The red line in the plot shows the mean of the simulated paths. The mean is the average value of all of the simulated paths.  
The green and blue lines in the plot show the 20th and 80th percentiles of the simulated paths.  

The area between the green and blue lines represents the range of values within which 60% of the simulated paths fall.  

This plot can be used to visualize the range of possible future paths for the CPI.  
The plot can also be used to estimate the probability of various future events.  
For example, the probability that the CPI will be above a certain value in a given year can be estimated by looking at the percentage of simulated paths that are above that value.  

In [None]:
pd.options.display.float_format = '{:,.2f}'.format
paths.quantile(0.8, axis=1).plot(figsize=(20, 8))
paths.mean(axis=1).plot(color='red')
paths.quantile(0.2, axis=1).plot(color='green')

In [None]:
predicted_inf = paths.pct_change().dropna()
predicted_inf.head(11)

- **predicted_inf** is assigned the percentage change of the paths DataFrame, with any missing values dropped.
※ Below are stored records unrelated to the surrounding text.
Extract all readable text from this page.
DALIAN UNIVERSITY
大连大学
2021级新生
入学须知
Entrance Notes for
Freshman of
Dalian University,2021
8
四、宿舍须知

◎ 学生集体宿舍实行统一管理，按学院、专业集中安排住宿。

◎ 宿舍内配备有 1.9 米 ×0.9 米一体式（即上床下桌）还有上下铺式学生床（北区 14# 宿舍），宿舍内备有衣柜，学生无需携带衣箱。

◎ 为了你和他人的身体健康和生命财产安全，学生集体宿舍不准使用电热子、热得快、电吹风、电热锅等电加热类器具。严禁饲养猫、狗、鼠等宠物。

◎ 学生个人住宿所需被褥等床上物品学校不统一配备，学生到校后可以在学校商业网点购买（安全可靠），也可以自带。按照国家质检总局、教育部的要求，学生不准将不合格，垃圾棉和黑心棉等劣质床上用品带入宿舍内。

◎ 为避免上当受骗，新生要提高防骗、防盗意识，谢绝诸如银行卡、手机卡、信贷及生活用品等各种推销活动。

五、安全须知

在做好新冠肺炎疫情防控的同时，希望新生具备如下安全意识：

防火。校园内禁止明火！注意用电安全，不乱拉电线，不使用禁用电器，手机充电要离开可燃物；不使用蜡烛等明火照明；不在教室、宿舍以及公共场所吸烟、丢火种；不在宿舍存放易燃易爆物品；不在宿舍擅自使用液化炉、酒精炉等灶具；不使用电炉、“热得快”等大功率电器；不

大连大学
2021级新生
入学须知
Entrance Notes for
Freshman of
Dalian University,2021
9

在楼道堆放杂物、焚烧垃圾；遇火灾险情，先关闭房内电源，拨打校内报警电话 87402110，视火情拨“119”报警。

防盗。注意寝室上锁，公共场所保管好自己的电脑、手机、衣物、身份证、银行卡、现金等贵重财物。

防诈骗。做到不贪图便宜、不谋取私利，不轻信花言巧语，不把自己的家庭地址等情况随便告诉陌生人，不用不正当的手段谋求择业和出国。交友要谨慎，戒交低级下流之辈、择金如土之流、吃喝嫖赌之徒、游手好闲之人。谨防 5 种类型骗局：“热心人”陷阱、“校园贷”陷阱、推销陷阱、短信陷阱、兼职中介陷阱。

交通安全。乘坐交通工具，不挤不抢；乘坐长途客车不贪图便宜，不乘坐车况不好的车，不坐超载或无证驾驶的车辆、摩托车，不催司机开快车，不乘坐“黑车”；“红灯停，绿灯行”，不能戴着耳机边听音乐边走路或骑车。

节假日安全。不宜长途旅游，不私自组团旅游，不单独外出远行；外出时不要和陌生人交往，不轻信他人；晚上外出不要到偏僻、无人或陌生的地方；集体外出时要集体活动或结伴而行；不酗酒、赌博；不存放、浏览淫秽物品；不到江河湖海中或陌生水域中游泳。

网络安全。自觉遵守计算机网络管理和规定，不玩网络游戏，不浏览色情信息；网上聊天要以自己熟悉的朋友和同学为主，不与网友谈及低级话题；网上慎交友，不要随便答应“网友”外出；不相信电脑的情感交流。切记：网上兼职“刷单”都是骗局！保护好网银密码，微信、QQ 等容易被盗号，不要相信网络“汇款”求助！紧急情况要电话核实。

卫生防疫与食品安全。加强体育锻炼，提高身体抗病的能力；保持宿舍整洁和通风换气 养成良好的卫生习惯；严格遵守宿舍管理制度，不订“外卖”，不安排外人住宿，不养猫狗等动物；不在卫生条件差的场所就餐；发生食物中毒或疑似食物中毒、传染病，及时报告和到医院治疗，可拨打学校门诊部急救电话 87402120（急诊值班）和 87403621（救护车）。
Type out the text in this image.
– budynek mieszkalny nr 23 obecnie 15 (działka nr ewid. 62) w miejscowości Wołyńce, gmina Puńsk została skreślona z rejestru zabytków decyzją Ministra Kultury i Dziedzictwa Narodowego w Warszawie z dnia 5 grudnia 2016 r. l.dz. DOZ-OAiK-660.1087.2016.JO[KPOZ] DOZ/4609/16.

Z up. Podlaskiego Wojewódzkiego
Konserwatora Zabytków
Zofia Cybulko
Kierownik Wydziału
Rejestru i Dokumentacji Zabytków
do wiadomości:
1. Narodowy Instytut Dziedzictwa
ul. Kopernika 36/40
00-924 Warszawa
This is the DataFrame of simulated paths for the inflation rate.

In [None]:
inf_2025 = predicted_inf.loc[2025, :].values
print("Estimated probability that the inflation rate in 2025 will be less than 2% in percetage: ", np.count_nonzero(inf_2025 < 0.02) / 1e6 * 100)

**inf_2025** is assigned the values of the predicted_inf DataFrame at the index 2025. This is the vector of simulated inflation rates for the year 2025.  
The number of simulated inflation rates for the year 2025 that are less than 2% is counted.  
The count is divided by the total number of simulated inflation rates and multiplied by 100 to express the result as a percentage.  
This is the estimated probability that the inflation rate in 2025 will be less than 2%.